Les deux critères (abus de puissance économique et avantage excessif) étaient liés et cumulatifs. Avec l’entrée en vigueur de la loi du 1er février 1995 transposant la directive européenne du 5 avril 1993, on ne parle plus que de déséquilibre significatif. Il s’agit de la situation dans laquelle la partie forte au contrat impose sa volonté à l’autre partie. La partie faible ne peut alors qu’accepter les conditions au contrat ou ne pas contracter.

Il n’existe dans ce cas aucune négociation. Le professionnel, notamment en informatique, est en position dominante.

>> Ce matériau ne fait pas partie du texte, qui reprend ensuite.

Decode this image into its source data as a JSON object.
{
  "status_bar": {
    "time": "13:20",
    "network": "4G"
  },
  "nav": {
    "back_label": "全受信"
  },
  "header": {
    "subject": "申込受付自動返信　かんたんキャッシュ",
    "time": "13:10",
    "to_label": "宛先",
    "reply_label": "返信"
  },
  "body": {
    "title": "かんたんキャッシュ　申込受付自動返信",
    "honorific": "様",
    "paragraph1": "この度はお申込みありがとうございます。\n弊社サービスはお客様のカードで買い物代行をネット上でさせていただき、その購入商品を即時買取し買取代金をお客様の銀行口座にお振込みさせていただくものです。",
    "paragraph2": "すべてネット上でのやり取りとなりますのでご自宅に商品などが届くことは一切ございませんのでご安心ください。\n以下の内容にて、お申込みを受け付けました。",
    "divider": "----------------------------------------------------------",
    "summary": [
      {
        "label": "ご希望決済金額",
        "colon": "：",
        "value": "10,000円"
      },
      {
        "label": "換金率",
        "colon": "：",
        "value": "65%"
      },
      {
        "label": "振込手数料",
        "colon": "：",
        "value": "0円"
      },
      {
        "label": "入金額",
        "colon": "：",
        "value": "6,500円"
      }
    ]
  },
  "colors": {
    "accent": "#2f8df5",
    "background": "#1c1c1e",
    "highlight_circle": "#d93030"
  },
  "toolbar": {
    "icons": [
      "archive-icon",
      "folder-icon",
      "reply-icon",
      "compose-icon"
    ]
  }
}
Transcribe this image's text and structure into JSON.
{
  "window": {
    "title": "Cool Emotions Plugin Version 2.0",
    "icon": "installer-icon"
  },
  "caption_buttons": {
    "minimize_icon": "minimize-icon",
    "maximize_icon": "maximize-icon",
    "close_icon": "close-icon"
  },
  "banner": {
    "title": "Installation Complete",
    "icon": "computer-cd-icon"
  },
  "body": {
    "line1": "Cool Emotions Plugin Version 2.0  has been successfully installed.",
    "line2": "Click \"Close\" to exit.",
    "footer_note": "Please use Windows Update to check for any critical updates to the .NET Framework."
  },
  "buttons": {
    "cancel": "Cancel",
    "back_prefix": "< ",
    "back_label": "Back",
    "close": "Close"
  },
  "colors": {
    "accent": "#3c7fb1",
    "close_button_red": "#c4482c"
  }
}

En effet, le consommateur ou non professionnel ne connaît pas aussi bien l’informatique que lui et conclut un contrat dont les clauses sont abusives.

La matière étant obscure, le profane ne sait pas forcément qu’il se trouve en présence d’une clause jugée abusive. Il est donc nécessaire d’être très vigilant lorsque l’on contracte en matière, notamment, informatique. Le pouvoir législatif, le pouvoir réglementaire ou encore la Commission des clauses abusives dressent des listes de clauses abusives.

Ces listes permettent de déterminer si telle ou telle clause présente dans un contrat est abusive ou non. Mais ces listes ne sont pas exhaustives, les situations litigieuses étant extrêmement variées. Les clauses abusives concernent toutes les étapes du contrat : de la formation à la rupture du contrat.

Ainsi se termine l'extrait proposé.